10 Nisan 2014 Perşembe

Kurumsal Mimari Aslında Ne, Ne Değil?

Aslında ortaya çıkan her kavram yaşanan bir takım sorunları çözmeye yönelik olarak geliştiriliyor. Bilişim Teknolojileri hem insan kaynağı hem de altyapı açısından çok maliyetli. Bu maliyetin etkin ve verimli bir şekilde kullanılması lazım. BT sistemleri büyüdükçe özellikle enterprise seviyede hangi uygulamanın hangi altyapının hangi iş sürecini nasıl desteklediği, sistemin hala ilk kuruluş amacına hizmet edip etmediği gibi bir çok konuda karmaşıklık yaşanıyor. Sadece kurumda çok uzun zaman çalışanlar her türlü bilgiye sahip olurken sonradan gelen üst düzey yöneticiler için bile visibility son derece düşük oluyor. Ahmet’e Mehmet’e sormadan kimse dirsek oynatamıyor. Çoğu kurumda ne işe yaradığı bilinmediği için kapatılamayan sunucular ve kullanıcı hesapları var.

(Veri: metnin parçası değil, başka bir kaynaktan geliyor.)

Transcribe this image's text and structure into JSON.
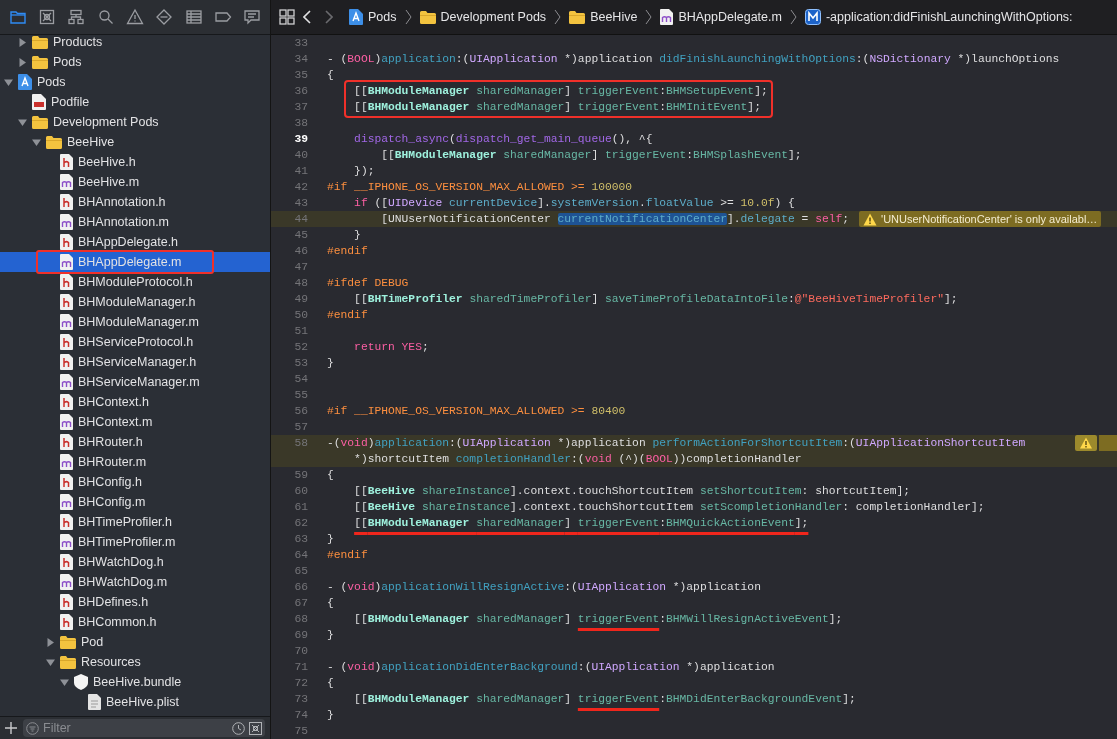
{
  "navigator": {
    "tabs": [
      {
        "selected": true
      },
      {
        "selected": false
      },
      {
        "selected": false
      },
      {
        "selected": false
      },
      {
        "selected": false
      },
      {
        "selected": false
      },
      {
        "selected": false
      },
      {
        "selected": false
      },
      {
        "selected": false
      }
    ],
    "scrolled_items": [
      {
        "label": "Products",
        "kind": "folder",
        "expanded": false,
        "selected": false,
        "annotated": false
      },
      {
        "label": "Pods",
        "kind": "folder",
        "expanded": false,
        "selected": false,
        "annotated": false
      }
    ],
    "tree": [
      {
        "label": "Pods",
        "kind": "project",
        "expanded": true,
        "selected": false,
        "annotated": false,
        "children": [
          {
            "label": "Podfile",
            "kind": "ruby",
            "selected": false,
            "annotated": false
          },
          {
            "label": "Development Pods",
            "kind": "folder",
            "expanded": true,
            "selected": false,
            "annotated": false,
            "children": [
              {
                "label": "BeeHive",
                "kind": "folder",
                "expanded": true,
                "selected": false,
                "annotated": false,
                "children": [
                  {
                    "label": "BeeHive.h",
                    "kind": "header",
                    "selected": false,
                    "annotated": false
                  },
                  {
                    "label": "BeeHive.m",
                    "kind": "source",
                    "selected": false,
                    "annotated": false
                  },
                  {
                    "label": "BHAnnotation.h",
                    "kind": "header",
                    "selected": false,
                    "annotated": false
                  },
                  {
                    "label": "BHAnnotation.m",
                    "kind": "source",
                    "selected": false,
                    "annotated": false
                  },
                  {
                    "label": "BHAppDelegate.h",
                    "kind": "header",
                    "selected": false,
                    "annotated": false
                  },
                  {
                    "label": "BHAppDelegate.m",
                    "kind": "source",
                    "selected": true,
                    "annotated": true
                  },
                  {
                    "label": "BHModuleProtocol.h",
                    "kind": "header",
                    "selected": false,
                    "annotated": false
                  },
                  {
                    "label": "BHModuleManager.h",
                    "kind": "header",
                    "selected": false,
                    "annotated": false
                  },
                  {
                    "label": "BHModuleManager.m",
                    "kind": "source",
                    "selected": false,
                    "annotated": false
                  },
                  {
                    "label": "BHServiceProtocol.h",
                    "kind": "header",
                    "selected": false,
                    "annotated": false
                  },
                  {
                    "label": "BHServiceManager.h",
                    "kind": "header",
                    "selected": false,
                    "annotated": false
                  },
                  {
                    "label": "BHServiceManager.m",
                    "kind": "source",
                    "selected": false,
                    "annotated": false
                  },
                  {
                    "label": "BHContext.h",
                    "kind": "header",
                    "selected": false,
                    "annotated": false
                  },
                  {
                    "label": "BHContext.m",
                    "kind": "source",
                    "selected": false,
                    "annotated": false
                  },
                  {
                    "label": "BHRouter.h",
                    "kind": "header",
                    "selected": false,
                    "annotated": false
                  },
                  {
                    "label": "BHRouter.m",
                    "kind": "source",
                    "selected": false,
                    "annotated": false
                  },
                  {
                    "label": "BHConfig.h",
                    "kind": "header",
                    "selected": false,
                    "annotated": false
                  },
                  {
                    "label": "BHConfig.m",
                    "kind": "source",
                    "selected": false,
                    "annotated": false
                  },
                  {
                    "label": "BHTimeProfiler.h",
                    "kind": "header",
                    "selected": false,
                    "annotated": false
                  },
                  {
                    "label": "BHTimeProfiler.m",
                    "kind": "source",
                    "selected": false,
                    "annotated": false
                  },
                  {
                    "label": "BHWatchDog.h",
                    "kind": "header",
                    "selected": false,
                    "annotated": false
                  },
                  {
                    "label": "BHWatchDog.m",
                    "kind": "source",
                    "selected": false,
                    "annotated": false
                  },
                  {
                    "label": "BHDefines.h",
                    "kind": "header",
                    "selected": false,
                    "annotated": false
                  },
                  {
                    "label": "BHCommon.h",
                    "kind": "header",
                    "selected": false,
                    "annotated": false
                  },
                  {
                    "label": "Pod",
                    "kind": "folder",
                    "expanded": false,
                    "selected": false,
                    "annotated": false
                  },
                  {
                    "label": "Resources",
                    "kind": "folder",
                    "expanded": true,
                    "selected": false,
                    "annotated": false,
                    "children": [
                      {
                        "label": "BeeHive.bundle",
                        "kind": "bundle",
                        "expanded": true,
                        "selected": false,
                        "annotated": false,
                        "children": [
                          {
                            "label": "BeeHive.plist",
                            "kind": "plist",
                            "selected": false,
                            "annotated": false
                          }
                        ]
                      }
                    ]
                  }
                ]
              }
            ]
          }
        ]
      }
    ],
    "filter": {
      "placeholder": "Filter"
    }
  },
  "jump_bar": [
    {
      "label": "Pods",
      "kind": "project"
    },
    {
      "label": "Development Pods",
      "kind": "folder"
    },
    {
      "label": "BeeHive",
      "kind": "folder"
    },
    {
      "label": "BHAppDelegate.m",
      "kind": "source"
    },
    {
      "label": "-application:didFinishLaunchingWithOptions:",
      "kind": "method"
    }
  ],
  "editor": {
    "lines": [
      {
        "num": "33",
        "current": false,
        "warning": false,
        "boxed": false
      },
      {
        "num": "34",
        "current": false,
        "warning": false,
        "boxed": false,
        "tokens": [
          {
            "text": "- (",
            "kind": "plain"
          },
          {
            "text": "BOOL",
            "kind": "keyword"
          },
          {
            "text": ")",
            "kind": "plain"
          },
          {
            "text": "application",
            "kind": "decl"
          },
          {
            "text": ":(",
            "kind": "plain"
          },
          {
            "text": "UIApplication",
            "kind": "type"
          },
          {
            "text": " *)application ",
            "kind": "plain"
          },
          {
            "text": "didFinishLaunchingWithOptions",
            "kind": "decl"
          },
          {
            "text": ":(",
            "kind": "plain"
          },
          {
            "text": "NSDictionary",
            "kind": "type"
          },
          {
            "text": " *)launchOptions",
            "kind": "plain"
          }
        ]
      },
      {
        "num": "35",
        "current": false,
        "warning": false,
        "boxed": false,
        "tokens": [
          {
            "text": "{",
            "kind": "plain"
          }
        ]
      },
      {
        "num": "36",
        "current": false,
        "warning": false,
        "boxed": true,
        "tokens": [
          {
            "text": "    [[",
            "kind": "plain"
          },
          {
            "text": "BHModuleManager ",
            "kind": "class"
          },
          {
            "text": "sharedManager",
            "kind": "method"
          },
          {
            "text": "] ",
            "kind": "plain"
          },
          {
            "text": "triggerEvent",
            "kind": "method"
          },
          {
            "text": ":",
            "kind": "plain"
          },
          {
            "text": "BHMSetupEvent",
            "kind": "method"
          },
          {
            "text": "];",
            "kind": "plain"
          }
        ]
      },
      {
        "num": "37",
        "current": false,
        "warning": false,
        "boxed": true,
        "tokens": [
          {
            "text": "    [[",
            "kind": "plain"
          },
          {
            "text": "BHModuleManager ",
            "kind": "class"
          },
          {
            "text": "sharedManager",
            "kind": "method"
          },
          {
            "text": "] ",
            "kind": "plain"
          },
          {
            "text": "triggerEvent",
            "kind": "method"
          },
          {
            "text": ":",
            "kind": "plain"
          },
          {
            "text": "BHMInitEvent",
            "kind": "method"
          },
          {
            "text": "];",
            "kind": "plain"
          }
        ]
      },
      {
        "num": "38",
        "current": false,
        "warning": false,
        "boxed": false
      },
      {
        "num": "39",
        "current": true,
        "warning": false,
        "boxed": false,
        "tokens": [
          {
            "text": "    dispatch_async",
            "kind": "func"
          },
          {
            "text": "(",
            "kind": "plain"
          },
          {
            "text": "dispatch_get_main_queue",
            "kind": "func"
          },
          {
            "text": "(), ^{",
            "kind": "plain"
          }
        ]
      },
      {
        "num": "40",
        "current": false,
        "warning": false,
        "boxed": false,
        "tokens": [
          {
            "text": "        [[",
            "kind": "plain"
          },
          {
            "text": "BHModuleManager ",
            "kind": "class"
          },
          {
            "text": "sharedManager",
            "kind": "method"
          },
          {
            "text": "] ",
            "kind": "plain"
          },
          {
            "text": "triggerEvent",
            "kind": "method"
          },
          {
            "text": ":",
            "kind": "plain"
          },
          {
            "text": "BHMSplashEvent",
            "kind": "method"
          },
          {
            "text": "];",
            "kind": "plain"
          }
        ]
      },
      {
        "num": "41",
        "current": false,
        "warning": false,
        "boxed": false,
        "tokens": [
          {
            "text": "    });",
            "kind": "plain"
          }
        ]
      },
      {
        "num": "42",
        "current": false,
        "warning": false,
        "boxed": false,
        "tokens": [
          {
            "text": "#if __IPHONE_OS_VERSION_MAX_ALLOWED >= ",
            "kind": "macro"
          },
          {
            "text": "100000",
            "kind": "number"
          }
        ]
      },
      {
        "num": "43",
        "current": false,
        "warning": false,
        "boxed": false,
        "tokens": [
          {
            "text": "    if",
            "kind": "keyword"
          },
          {
            "text": " ([",
            "kind": "plain"
          },
          {
            "text": "UIDevice ",
            "kind": "type"
          },
          {
            "text": "currentDevice",
            "kind": "prop"
          },
          {
            "text": "].",
            "kind": "plain"
          },
          {
            "text": "systemVersion",
            "kind": "prop"
          },
          {
            "text": ".",
            "kind": "plain"
          },
          {
            "text": "floatValue",
            "kind": "prop"
          },
          {
            "text": " >= ",
            "kind": "plain"
          },
          {
            "text": "10.0f",
            "kind": "number"
          },
          {
            "text": ") {",
            "kind": "plain"
          }
        ]
      },
      {
        "num": "44",
        "current": false,
        "warning": true,
        "boxed": false,
        "warning_message": "'UNUserNotificationCenter' is only availabl…",
        "tokens": [
          {
            "text": "        [UNUserNotificationCenter ",
            "kind": "plain"
          },
          {
            "text": "currentNotificationCenter",
            "kind": "prop",
            "selected": true
          },
          {
            "text": "].",
            "kind": "plain"
          },
          {
            "text": "delegate",
            "kind": "prop"
          },
          {
            "text": " = ",
            "kind": "plain"
          },
          {
            "text": "self",
            "kind": "keyword"
          },
          {
            "text": ";",
            "kind": "plain"
          }
        ]
      },
      {
        "num": "45",
        "current": false,
        "warning": false,
        "boxed": false,
        "tokens": [
          {
            "text": "    }",
            "kind": "plain"
          }
        ]
      },
      {
        "num": "46",
        "current": false,
        "warning": false,
        "boxed": false,
        "tokens": [
          {
            "text": "#endif",
            "kind": "macro"
          }
        ]
      },
      {
        "num": "47",
        "current": false,
        "warning": false,
        "boxed": false
      },
      {
        "num": "48",
        "current": false,
        "warning": false,
        "boxed": false,
        "tokens": [
          {
            "text": "#ifdef DEBUG",
            "kind": "macro"
          }
        ]
      },
      {
        "num": "49",
        "current": false,
        "warning": false,
        "boxed": false,
        "tokens": [
          {
            "text": "    [[",
            "kind": "plain"
          },
          {
            "text": "BHTimeProfiler ",
            "kind": "class"
          },
          {
            "text": "sharedTimeProfiler",
            "kind": "method"
          },
          {
            "text": "] ",
            "kind": "plain"
          },
          {
            "text": "saveTimeProfileDataIntoFile",
            "kind": "method"
          },
          {
            "text": ":",
            "kind": "plain"
          },
          {
            "text": "@\"BeeHiveTimeProfiler\"",
            "kind": "string"
          },
          {
            "text": "];",
            "kind": "plain"
          }
        ]
      },
      {
        "num": "50",
        "current": false,
        "warning": false,
        "boxed": false,
        "tokens": [
          {
            "text": "#endif",
            "kind": "macro"
          }
        ]
      },
      {
        "num": "51",
        "current": false,
        "warning": false,
        "boxed": false
      },
      {
        "num": "52",
        "current": false,
        "warning": false,
        "boxed": false,
        "tokens": [
          {
            "text": "    return ",
            "kind": "keyword"
          },
          {
            "text": "YES",
            "kind": "keyword"
          },
          {
            "text": ";",
            "kind": "plain"
          }
        ]
      },
      {
        "num": "53",
        "current": false,
        "warning": false,
        "boxed": false,
        "tokens": [
          {
            "text": "}",
            "kind": "plain"
          }
        ]
      },
      {
        "num": "54",
        "current": false,
        "warning": false,
        "boxed": false
      },
      {
        "num": "55",
        "current": false,
        "warning": false,
        "boxed": false
      },
      {
        "num": "56",
        "current": false,
        "warning": false,
        "boxed": false,
        "tokens": [
          {
            "text": "#if __IPHONE_OS_VERSION_MAX_ALLOWED >= ",
            "kind": "macro"
          },
          {
            "text": "80400",
            "kind": "number"
          }
        ]
      },
      {
        "num": "57",
        "current": false,
        "warning": false,
        "boxed": false
      },
      {
        "num": "58",
        "current": false,
        "warning": true,
        "boxed": false,
        "tokens": [
          {
            "text": "-(",
            "kind": "plain"
          },
          {
            "text": "void",
            "kind": "keyword"
          },
          {
            "text": ")",
            "kind": "plain"
          },
          {
            "text": "application",
            "kind": "decl"
          },
          {
            "text": ":(",
            "kind": "plain"
          },
          {
            "text": "UIApplication",
            "kind": "type"
          },
          {
            "text": " *)application ",
            "kind": "plain"
          },
          {
            "text": "performActionForShortcutItem",
            "kind": "decl"
          },
          {
            "text": ":(",
            "kind": "plain"
          },
          {
            "text": "UIApplicationShortcutItem",
            "kind": "type"
          }
        ],
        "wrapped_tokens": [
          {
            "text": "    *)shortcutItem ",
            "kind": "plain"
          },
          {
            "text": "completionHandler",
            "kind": "decl"
          },
          {
            "text": ":(",
            "kind": "plain"
          },
          {
            "text": "void",
            "kind": "keyword"
          },
          {
            "text": " (^)(",
            "kind": "plain"
          },
          {
            "text": "BOOL",
            "kind": "keyword"
          },
          {
            "text": "))completionHandler",
            "kind": "plain"
          }
        ]
      },
      {
        "num": "59",
        "current": false,
        "warning": false,
        "boxed": false,
        "tokens": [
          {
            "text": "{",
            "kind": "plain"
          }
        ]
      },
      {
        "num": "60",
        "current": false,
        "warning": false,
        "boxed": false,
        "tokens": [
          {
            "text": "    [[",
            "kind": "plain"
          },
          {
            "text": "BeeHive ",
            "kind": "class"
          },
          {
            "text": "shareInstance",
            "kind": "method"
          },
          {
            "text": "].context.touchShortcutItem ",
            "kind": "plain"
          },
          {
            "text": "setShortcutItem",
            "kind": "method"
          },
          {
            "text": ": shortcutItem];",
            "kind": "plain"
          }
        ]
      },
      {
        "num": "61",
        "current": false,
        "warning": false,
        "boxed": false,
        "tokens": [
          {
            "text": "    [[",
            "kind": "plain"
          },
          {
            "text": "BeeHive ",
            "kind": "class"
          },
          {
            "text": "shareInstance",
            "kind": "method"
          },
          {
            "text": "].context.touchShortcutItem ",
            "kind": "plain"
          },
          {
            "text": "setScompletionHandler",
            "kind": "method"
          },
          {
            "text": ": completionHandler];",
            "kind": "plain"
          }
        ]
      },
      {
        "num": "62",
        "current": false,
        "warning": false,
        "boxed": false,
        "tokens": [
          {
            "text": "    [[",
            "kind": "plain",
            "underlined": true
          },
          {
            "text": "BHModuleManager ",
            "kind": "class",
            "underlined": true
          },
          {
            "text": "sharedManager",
            "kind": "method",
            "underlined": true
          },
          {
            "text": "] ",
            "kind": "plain",
            "underlined": true
          },
          {
            "text": "triggerEvent",
            "kind": "method",
            "underlined": true
          },
          {
            "text": ":",
            "kind": "plain",
            "underlined": true
          },
          {
            "text": "BHMQuickActionEvent",
            "kind": "method",
            "underlined": true
          },
          {
            "text": "];",
            "kind": "plain",
            "underlined": true
          }
        ]
      },
      {
        "num": "63",
        "current": false,
        "warning": false,
        "boxed": false,
        "tokens": [
          {
            "text": "}",
            "kind": "plain"
          }
        ]
      },
      {
        "num": "64",
        "current": false,
        "warning": false,
        "boxed": false,
        "tokens": [
          {
            "text": "#endif",
            "kind": "macro"
          }
        ]
      },
      {
        "num": "65",
        "current": false,
        "warning": false,
        "boxed": false
      },
      {
        "num": "66",
        "current": false,
        "warning": false,
        "boxed": false,
        "tokens": [
          {
            "text": "- (",
            "kind": "plain"
          },
          {
            "text": "void",
            "kind": "keyword"
          },
          {
            "text": ")",
            "kind": "plain"
          },
          {
            "text": "applicationWillResignActive",
            "kind": "decl"
          },
          {
            "text": ":(",
            "kind": "plain"
          },
          {
            "text": "UIApplication",
            "kind": "type"
          },
          {
            "text": " *)application",
            "kind": "plain"
          }
        ]
      },
      {
        "num": "67",
        "current": false,
        "warning": false,
        "boxed": false,
        "tokens": [
          {
            "text": "{",
            "kind": "plain"
          }
        ]
      },
      {
        "num": "68",
        "current": false,
        "warning": false,
        "boxed": false,
        "tokens": [
          {
            "text": "    [[",
            "kind": "plain"
          },
          {
            "text": "BHModuleManager ",
            "kind": "class"
          },
          {
            "text": "sharedManager",
            "kind": "method"
          },
          {
            "text": "] ",
            "kind": "plain"
          },
          {
            "text": "triggerEvent",
            "kind": "method",
            "underlined": true
          },
          {
            "text": ":",
            "kind": "plain"
          },
          {
            "text": "BHMWillResignActiveEvent",
            "kind": "method"
          },
          {
            "text": "];",
            "kind": "plain"
          }
        ]
      },
      {
        "num": "69",
        "current": false,
        "warning": false,
        "boxed": false,
        "tokens": [
          {
            "text": "}",
            "kind": "plain"
          }
        ]
      },
      {
        "num": "70",
        "current": false,
        "warning": false,
        "boxed": false
      },
      {
        "num": "71",
        "current": false,
        "warning": false,
        "boxed": false,
        "tokens": [
          {
            "text": "- (",
            "kind": "plain"
          },
          {
            "text": "void",
            "kind": "keyword"
          },
          {
            "text": ")",
            "kind": "plain"
          },
          {
            "text": "applicationDidEnterBackground",
            "kind": "decl"
          },
          {
            "text": ":(",
            "kind": "plain"
          },
          {
            "text": "UIApplication",
            "kind": "type"
          },
          {
            "text": " *)application",
            "kind": "plain"
          }
        ]
      },
      {
        "num": "72",
        "current": false,
        "warning": false,
        "boxed": false,
        "tokens": [
          {
            "text": "{",
            "kind": "plain"
          }
        ]
      },
      {
        "num": "73",
        "current": false,
        "warning": false,
        "boxed": false,
        "tokens": [
          {
            "text": "    [[",
            "kind": "plain"
          },
          {
            "text": "BHModuleManager ",
            "kind": "class"
          },
          {
            "text": "sharedManager",
            "kind": "method"
          },
          {
            "text": "] ",
            "kind": "plain"
          },
          {
            "text": "triggerEvent",
            "kind": "method",
            "underlined": true
          },
          {
            "text": ":",
            "kind": "plain"
          },
          {
            "text": "BHMDidEnterBackgroundEvent",
            "kind": "method"
          },
          {
            "text": "];",
            "kind": "plain"
          }
        ]
      },
      {
        "num": "74",
        "current": false,
        "warning": false,
        "boxed": false,
        "tokens": [
          {
            "text": "}",
            "kind": "plain"
          }
        ]
      },
      {
        "num": "75",
        "current": false,
        "warning": false,
        "boxed": false
      }
    ]
  }
}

Buna ilaveten her ekip BT sistemlerine kendi açısından bakıyor. İş tarafı sadece işi, rolü, süreci, ürünü biliyor, uygulama geliştirme sadece uygulamayı, yazılımı biliyor, altyapı tarafı da sadece sunucuları, networkü biliyor. Projelerde bütün bunların detayları ayrı ekipler tarafından gerçekleştirilse de;

  • Yapılan işlerin üst seviyede birbiriyle tutarlılığının ve bütünlüğünün sağlanması
  • Mevcut sistemlerle proje halinde olan sistemlerin(uygulamaların, altyapıların) standartlara uygun bir şekilde   entegrasyonu (hem uygulama hem altyapı seviyesinde)
  • Güvenlik, performans(erişilebilirlik) standartlarına ve regülasyonlara uyumun sağlanması
  • Projenin gelecek mimarilere uyumunun


ayrı bir fonksiyonalite olarak ele alınması ve yerine getirilmesi gerekiyor. Ben bu fonksiyona  Kurumsal Mimari diyorum. Kurumsal mimarinin kalbi ise esasında uygulamalar…. Altyapıcılar kızacak şimdi ama herhangi bir uygulamaya hizmet etmeyen altyapı hizmeti sanırım ki çok azdır.
Elimdeki sunumlara bakıyorum.  Kurumsal mimarinin amacı maliyet analizi ve etki analizi yapmak demişiz.  Bunları tekrar düşünelim:

Maliyet Analizi

Dönüp baktığımda bunlar biraz ikincil faydalar. Bir uygulamanın maliyetini bulmak için projelerle, operasyonel maliyetlerle eşleştirmeniz lazım. Bir veritabanı, bir sunucu üzerinde birden fazla uygulama varsa bunun lisans, elektrik, bakım maliyetlerini uygulamalara nasıl paylaştıracaksınız? Bunu kabaca yaparsanız çıkan sonuca güvenip kararlar alabilecek misiniz? Bu çok zor, zahmetli bir iş ve aslında Kurumsal Mimari’nin ana görevi değil. Böyle bir proje olursa Kurumsal Mimari aktif bir katılımcı olarak görev alır ama projenin sahibi değildir.

Etki Analizi

Etki analizi yapmak. Yani hangi iş süreçlerimiz hangi uygulamalarla onlar da hangi altyapı bileşenleriyle ilgili/ilişkili. Diğer bir deyişle hangi sunucuyu kapattığımızda hangi iş süreçleri etkileniyor? Bu bilgiye sahip olabileceğini düşünmek her duyanı etkiliyor. Özellikle ITIL süreçlerindeki değişiklik yönetimi için de çok önemli. Fakat pratiğe baktığınızda artık fiziksel sunucu kalmadı, çoğu sanalda. Dolayısıyla fiziksel olarak sunucuyu kapattığımızda ne oluyor sorusunu başka şekilde sormak gerekiyor. Peki bu ilişkilerin belirlenmesi ve tutulması önemli mi değil mi? Önemli. Peki ne için? Avaliability yi yani servis erişilebilirliği yönetebilmek için. Burada daha önemli hale gelen şey Servis Architecture konusu. SOA da yazılım seviyesindeki servisler değil bunlar. Daha üst seviyede BT nin iş birimlerine verdiği servisler, bunların karşılığı olan BT servisleri ve bunların ayakta durmasını sağlayan uygulama ve altyapı bileşenleri. Bu yapıları, Servis Kataloğu’ nu ve Kurumsal Mimarın bu konudaki rolünü daha ayrıntılı bir şekilde örneklerle paylaşacağım.